Job Description
**Introduction**
We’re building Astra Serverless, the next generation of distributed, scalable, fault-tolerant, serverless NoSQL data services — powered by Apache Cassandra and extended with native Vector and AI capabilities across multi-cloud environments.
Our customers depend on our platform to serve real-time, mission-critical workloads on a global scale.
Ensuring reliability, performance, and correctness under unpredictable workloads is a non-trivial challenge — and that’s where you come in.
As an engineer on the Quality Engineering and Performance team, you’ll develop and evolve the system-level testing frameworks that validate a distributed database-as-a-service at massive AI-driven workload scale.
You’ll help ensure that new features, performance improvements, and AI-driven extensions meet the highest standards of scalability and resilience.
Why this role?
You’ll work at the intersection of distributed systems engineering and test architecture — hands on designing and building automation and frameworks that simulate complex multi-cloud deployments, chaos scenarios, and performance stress conditions.

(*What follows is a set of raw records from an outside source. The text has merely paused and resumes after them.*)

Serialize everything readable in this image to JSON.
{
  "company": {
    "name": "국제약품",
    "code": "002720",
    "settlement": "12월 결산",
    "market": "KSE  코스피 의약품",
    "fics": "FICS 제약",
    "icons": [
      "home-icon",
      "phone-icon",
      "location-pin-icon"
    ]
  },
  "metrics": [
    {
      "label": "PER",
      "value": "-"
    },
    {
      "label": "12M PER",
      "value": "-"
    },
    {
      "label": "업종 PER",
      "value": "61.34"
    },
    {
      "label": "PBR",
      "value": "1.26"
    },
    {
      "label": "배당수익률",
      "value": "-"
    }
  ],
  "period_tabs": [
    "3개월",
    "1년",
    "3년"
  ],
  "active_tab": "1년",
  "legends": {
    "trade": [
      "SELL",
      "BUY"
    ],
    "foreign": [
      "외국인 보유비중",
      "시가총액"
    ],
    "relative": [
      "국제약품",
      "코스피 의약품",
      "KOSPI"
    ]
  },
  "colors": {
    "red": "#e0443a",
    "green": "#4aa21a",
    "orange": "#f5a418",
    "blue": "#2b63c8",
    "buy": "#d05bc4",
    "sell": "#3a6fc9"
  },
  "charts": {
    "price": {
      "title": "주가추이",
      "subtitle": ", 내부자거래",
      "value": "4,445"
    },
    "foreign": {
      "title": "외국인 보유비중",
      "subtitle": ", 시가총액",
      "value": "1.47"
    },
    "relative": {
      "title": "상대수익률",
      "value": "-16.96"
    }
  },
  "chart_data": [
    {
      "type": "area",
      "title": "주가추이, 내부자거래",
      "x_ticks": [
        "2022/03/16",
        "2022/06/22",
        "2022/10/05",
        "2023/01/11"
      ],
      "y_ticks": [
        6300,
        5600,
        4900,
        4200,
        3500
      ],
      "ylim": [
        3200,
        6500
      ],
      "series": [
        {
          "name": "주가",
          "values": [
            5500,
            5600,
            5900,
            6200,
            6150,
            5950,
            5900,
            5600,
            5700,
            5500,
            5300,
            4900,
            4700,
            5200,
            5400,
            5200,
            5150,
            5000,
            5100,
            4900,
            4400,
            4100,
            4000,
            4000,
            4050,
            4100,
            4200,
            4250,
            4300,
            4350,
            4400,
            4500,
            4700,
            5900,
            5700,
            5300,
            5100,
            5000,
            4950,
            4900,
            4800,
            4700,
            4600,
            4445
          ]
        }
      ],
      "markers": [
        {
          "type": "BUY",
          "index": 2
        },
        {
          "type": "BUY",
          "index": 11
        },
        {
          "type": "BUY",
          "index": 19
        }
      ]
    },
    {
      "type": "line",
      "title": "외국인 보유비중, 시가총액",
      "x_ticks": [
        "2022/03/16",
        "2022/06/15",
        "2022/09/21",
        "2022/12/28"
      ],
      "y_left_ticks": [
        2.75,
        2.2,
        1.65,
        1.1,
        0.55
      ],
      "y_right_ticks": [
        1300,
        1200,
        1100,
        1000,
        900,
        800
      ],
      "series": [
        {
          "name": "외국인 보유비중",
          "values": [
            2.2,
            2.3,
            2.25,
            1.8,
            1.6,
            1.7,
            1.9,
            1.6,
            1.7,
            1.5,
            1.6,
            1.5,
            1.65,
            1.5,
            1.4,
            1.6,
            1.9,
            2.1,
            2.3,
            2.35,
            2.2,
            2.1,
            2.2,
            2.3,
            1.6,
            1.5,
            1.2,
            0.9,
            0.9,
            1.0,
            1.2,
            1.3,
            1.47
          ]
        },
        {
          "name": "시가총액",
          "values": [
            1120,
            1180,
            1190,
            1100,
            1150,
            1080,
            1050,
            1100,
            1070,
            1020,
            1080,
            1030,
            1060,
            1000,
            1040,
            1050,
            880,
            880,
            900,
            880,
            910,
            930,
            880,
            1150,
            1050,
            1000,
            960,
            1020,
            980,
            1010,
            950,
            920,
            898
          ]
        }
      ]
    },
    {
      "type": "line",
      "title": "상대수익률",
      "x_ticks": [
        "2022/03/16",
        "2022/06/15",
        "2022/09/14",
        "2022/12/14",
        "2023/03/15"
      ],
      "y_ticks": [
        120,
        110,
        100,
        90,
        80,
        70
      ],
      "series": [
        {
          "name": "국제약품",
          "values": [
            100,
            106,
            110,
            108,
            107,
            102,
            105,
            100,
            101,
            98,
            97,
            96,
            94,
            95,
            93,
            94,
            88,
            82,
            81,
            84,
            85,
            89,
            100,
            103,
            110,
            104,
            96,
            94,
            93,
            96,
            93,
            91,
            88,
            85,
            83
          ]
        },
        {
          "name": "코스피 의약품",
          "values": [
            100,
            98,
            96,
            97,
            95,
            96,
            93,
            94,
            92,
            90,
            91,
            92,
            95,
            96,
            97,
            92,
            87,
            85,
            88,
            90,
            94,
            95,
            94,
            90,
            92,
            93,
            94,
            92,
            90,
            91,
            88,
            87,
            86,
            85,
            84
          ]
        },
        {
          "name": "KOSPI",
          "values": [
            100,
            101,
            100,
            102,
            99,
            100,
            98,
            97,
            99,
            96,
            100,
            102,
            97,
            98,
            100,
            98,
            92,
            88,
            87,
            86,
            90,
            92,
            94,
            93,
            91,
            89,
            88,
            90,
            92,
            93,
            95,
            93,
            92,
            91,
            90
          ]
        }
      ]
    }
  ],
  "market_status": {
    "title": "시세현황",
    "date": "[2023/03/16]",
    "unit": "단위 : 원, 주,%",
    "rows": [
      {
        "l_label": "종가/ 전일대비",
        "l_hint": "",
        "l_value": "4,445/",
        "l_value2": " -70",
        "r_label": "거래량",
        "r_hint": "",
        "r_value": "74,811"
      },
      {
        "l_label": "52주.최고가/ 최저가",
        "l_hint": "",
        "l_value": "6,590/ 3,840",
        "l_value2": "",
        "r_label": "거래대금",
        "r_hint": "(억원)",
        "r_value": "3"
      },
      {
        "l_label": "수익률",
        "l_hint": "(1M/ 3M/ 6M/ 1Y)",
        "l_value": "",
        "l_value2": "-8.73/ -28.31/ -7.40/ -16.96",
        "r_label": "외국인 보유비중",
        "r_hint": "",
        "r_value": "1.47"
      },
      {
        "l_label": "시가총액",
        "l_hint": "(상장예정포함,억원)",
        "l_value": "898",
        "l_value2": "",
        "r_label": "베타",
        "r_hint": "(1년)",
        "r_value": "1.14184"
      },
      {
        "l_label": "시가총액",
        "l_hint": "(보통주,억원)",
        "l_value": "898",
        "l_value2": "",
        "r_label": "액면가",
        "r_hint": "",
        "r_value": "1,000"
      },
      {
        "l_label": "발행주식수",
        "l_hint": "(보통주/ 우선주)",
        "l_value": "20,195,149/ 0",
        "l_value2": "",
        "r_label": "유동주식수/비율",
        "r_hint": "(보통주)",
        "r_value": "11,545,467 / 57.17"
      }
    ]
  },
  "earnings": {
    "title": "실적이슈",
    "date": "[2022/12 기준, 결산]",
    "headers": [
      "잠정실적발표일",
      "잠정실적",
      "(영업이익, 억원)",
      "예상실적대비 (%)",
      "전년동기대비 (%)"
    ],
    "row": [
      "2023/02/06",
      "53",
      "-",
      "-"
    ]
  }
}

This is not QA-as-usual: you’ll engineer the test systems that validate an elastic database platform capable of scaling thousands of non-uniform nodes, self-healing under failure, and integrating real-time vector search and analytics.
If you thrive on deep technical challenges, curiosity, analytical and systems thinking, and building tools other engineers rely on, this role will feel like home.
**Your role and responsibilities**
* Design and develop frameworks for end-to-end and chaos testing of distributed, serverless Cassandra-based systems.
* Engineer automation that validates data correctness, fault tolerance, and performance under complex multi-region and -cloud topologies.
* Collaborate closely with your peers in local and remote feature development teams to model real-world scenarios and integrate automated validation into the delivery pipeline.
* Continuously evolve the test infrastructure for scale, speed, and observability — leveraging Kubernetes, Docker, and cloud-native toolchains.
* Profile and tune distributed workloads to uncover systemic bottlenecks and verify that service-level goals are consistently met.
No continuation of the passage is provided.